«Uno de cada tres Testigos de Jehová en Sachsenhausen murió en el invierno de 1939-40»

En septiembre de 1939, después de la invasión alemana a Polonia, la Gestapo detuvo a Max Liebster por ser judío. «Me llevaron a la prisión local —dice Max— y confiscaron mis objetos personales. Cuatro meses después me condujeron al campo de concentración de Sachsenhausen. En el tren, un guardia de las SS me hizo entrar a patadas en una celda, por lo que aterricé encima de un hombre con el que viajaría las siguientes dos semanas. A pesar del terror e incertidumbre al que nos enfrentábamos, aquel hombre parecía tener una calma inusual. Era un
Bibelforscher (como se conocía a los Testigos de Jehová en Alemania). Al llegar al campo, y por una de esas extrañas casualidades de la vida me encontré con mi padre, que agonizaba. En abril de 1940 llevé su cadáver en brazos hasta los hornos crematorios.»

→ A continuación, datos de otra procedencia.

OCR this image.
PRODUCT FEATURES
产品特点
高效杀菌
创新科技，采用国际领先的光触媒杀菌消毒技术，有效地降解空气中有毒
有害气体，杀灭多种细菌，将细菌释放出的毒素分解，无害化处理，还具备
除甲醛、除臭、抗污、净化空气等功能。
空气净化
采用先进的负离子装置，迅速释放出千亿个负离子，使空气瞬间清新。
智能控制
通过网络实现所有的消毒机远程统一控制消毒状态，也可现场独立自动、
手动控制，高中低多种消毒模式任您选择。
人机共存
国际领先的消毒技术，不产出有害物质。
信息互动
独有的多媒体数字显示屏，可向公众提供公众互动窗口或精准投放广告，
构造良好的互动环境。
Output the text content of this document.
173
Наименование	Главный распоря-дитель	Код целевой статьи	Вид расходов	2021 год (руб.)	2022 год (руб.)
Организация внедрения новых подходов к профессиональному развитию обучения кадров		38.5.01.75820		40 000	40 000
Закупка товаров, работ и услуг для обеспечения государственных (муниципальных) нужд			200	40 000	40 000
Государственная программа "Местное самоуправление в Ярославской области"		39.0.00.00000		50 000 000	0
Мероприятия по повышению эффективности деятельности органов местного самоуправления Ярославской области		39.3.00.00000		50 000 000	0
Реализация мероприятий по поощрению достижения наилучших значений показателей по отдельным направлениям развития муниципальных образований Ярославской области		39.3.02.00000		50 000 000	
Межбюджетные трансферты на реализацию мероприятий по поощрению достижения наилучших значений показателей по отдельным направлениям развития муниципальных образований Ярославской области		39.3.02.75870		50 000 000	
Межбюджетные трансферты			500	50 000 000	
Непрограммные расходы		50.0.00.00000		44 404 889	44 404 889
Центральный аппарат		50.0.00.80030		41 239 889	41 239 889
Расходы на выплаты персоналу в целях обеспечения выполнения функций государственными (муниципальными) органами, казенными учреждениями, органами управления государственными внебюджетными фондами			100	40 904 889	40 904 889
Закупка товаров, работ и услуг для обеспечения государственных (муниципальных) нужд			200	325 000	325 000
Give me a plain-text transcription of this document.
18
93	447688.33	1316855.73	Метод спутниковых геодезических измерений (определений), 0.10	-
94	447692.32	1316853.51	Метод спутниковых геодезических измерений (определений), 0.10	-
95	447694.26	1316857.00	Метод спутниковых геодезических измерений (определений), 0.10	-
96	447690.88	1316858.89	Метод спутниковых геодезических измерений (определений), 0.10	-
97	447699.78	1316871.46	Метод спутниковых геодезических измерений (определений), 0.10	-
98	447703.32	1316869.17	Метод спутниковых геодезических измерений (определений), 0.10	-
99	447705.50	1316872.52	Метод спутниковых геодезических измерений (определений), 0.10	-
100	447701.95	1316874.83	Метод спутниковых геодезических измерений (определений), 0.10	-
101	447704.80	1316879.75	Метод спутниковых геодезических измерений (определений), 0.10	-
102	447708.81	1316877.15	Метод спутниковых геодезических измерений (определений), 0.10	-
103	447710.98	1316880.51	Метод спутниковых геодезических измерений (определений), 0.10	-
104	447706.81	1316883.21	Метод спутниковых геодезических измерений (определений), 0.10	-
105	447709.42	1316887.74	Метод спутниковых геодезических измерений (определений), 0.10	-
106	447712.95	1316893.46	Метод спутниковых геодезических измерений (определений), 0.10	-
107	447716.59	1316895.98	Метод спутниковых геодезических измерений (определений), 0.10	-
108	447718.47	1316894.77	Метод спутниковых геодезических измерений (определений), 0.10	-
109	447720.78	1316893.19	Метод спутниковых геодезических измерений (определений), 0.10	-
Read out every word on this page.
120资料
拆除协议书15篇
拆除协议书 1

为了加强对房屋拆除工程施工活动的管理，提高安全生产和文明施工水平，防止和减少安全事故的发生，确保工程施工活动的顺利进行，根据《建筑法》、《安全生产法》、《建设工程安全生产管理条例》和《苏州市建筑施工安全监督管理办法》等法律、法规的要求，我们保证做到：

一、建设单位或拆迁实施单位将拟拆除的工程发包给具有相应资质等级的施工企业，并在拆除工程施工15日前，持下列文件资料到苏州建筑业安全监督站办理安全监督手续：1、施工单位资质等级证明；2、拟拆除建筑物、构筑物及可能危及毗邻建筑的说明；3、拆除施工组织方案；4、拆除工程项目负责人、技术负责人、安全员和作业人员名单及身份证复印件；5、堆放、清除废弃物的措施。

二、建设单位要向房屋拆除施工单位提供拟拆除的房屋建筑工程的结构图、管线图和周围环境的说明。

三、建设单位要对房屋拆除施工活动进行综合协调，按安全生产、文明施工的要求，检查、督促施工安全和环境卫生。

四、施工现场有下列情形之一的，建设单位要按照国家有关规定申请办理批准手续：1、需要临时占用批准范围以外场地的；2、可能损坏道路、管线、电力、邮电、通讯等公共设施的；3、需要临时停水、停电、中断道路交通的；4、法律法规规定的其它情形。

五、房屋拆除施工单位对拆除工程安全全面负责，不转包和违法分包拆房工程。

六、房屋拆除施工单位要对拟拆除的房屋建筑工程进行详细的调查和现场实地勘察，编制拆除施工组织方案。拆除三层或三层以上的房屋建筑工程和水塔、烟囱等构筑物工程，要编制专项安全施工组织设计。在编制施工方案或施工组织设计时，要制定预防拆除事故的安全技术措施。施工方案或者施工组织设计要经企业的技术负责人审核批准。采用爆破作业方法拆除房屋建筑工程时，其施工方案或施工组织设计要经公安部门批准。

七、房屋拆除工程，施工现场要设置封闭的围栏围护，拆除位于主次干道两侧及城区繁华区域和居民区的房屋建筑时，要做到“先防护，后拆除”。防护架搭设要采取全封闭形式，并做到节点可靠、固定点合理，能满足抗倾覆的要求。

En Sachsenhausen «los SS elegían a menudo a los Testigos para someterlos a torturas especiales […]. Uno de cada tres Testigos de aquel campo murió en el invierno de 1939-40». Entre 1941 y 1943, después de estar en el campo de Neuengamme, Max fue a parar al temible campo de Auschwitz, y en enero de 1945 pasó a Buchenwald, donde se proponían matar a todos los prisioneros judíos. Cuando le llegó el turno, escapó por muy poco de la muerte, pues esa misma noche, el ejército de los Estados Unidos liberó el campo. Max ya era para entonces uno de los
Bibelforscher.
El caso de los Testigos de Jehová no es un episodio insignificante. Se calcula que más de dos mil murieron en los campos o como consecuencia directa de la persecución nazi por su rechazo —debido a sus principios cristianos— de la excluyente ideología nazi y su concepto de la superioridad racial aria, su negativa al saludo
Heil Hitler! y a la incorporación a filas, así como por su rechazo de la crueldad y la violencia. Es cierto, unas dos mil muertes parecen diluirse en el inmenso torrente de víctimas del nazismo: judíos, gitanos, homosexuales, polacos y rusos. Millones de víctimas que impresionan y provocan un intenso dolor. Sin embargo, para entender el drama de los
Bibelforscher es necesario tener en cuenta el factor de «la proporción». John Conway escribió en su libro
La persecución religiosa de los nazi, 1933-1945: «Lugar destacado entre los adversarios del nazismo era el que ocupaban los Testigos de Jehová, la mayoría de los cuales (97%) sufrieron mayor persecución que los miembros de cualquier otra iglesia. No menos de un tercio de sus fieles habían de perder la vida como consecuencia de su negativa a doblegarse o transigir». En términos parecidos se expresó Jorge Semprún, quien en su libro
Aquel domingo, dijo: «En Buchenwald los Testigos de Jehová fueron especialmente perseguidos. [...] El mando SS intentó hacerles abjurar de sus principios. [...] Ni uno solo de ellos aceptó combatir».
Puede que hoy haya quien piense que, como la liberación de los campos se produjo hace ochenta años, ya es inútil recordar aquel horror. Otros quisieran pretender que nada de aquello sucedió, pero sí: Sucedió. La sola mención de Auschwitz aún produce escalofríos. Por respeto a los millones que sufrieron en carne propia o ajena aquella inenarrable negación de lo mejor de la naturaleza humana, se impone el deber de recordar.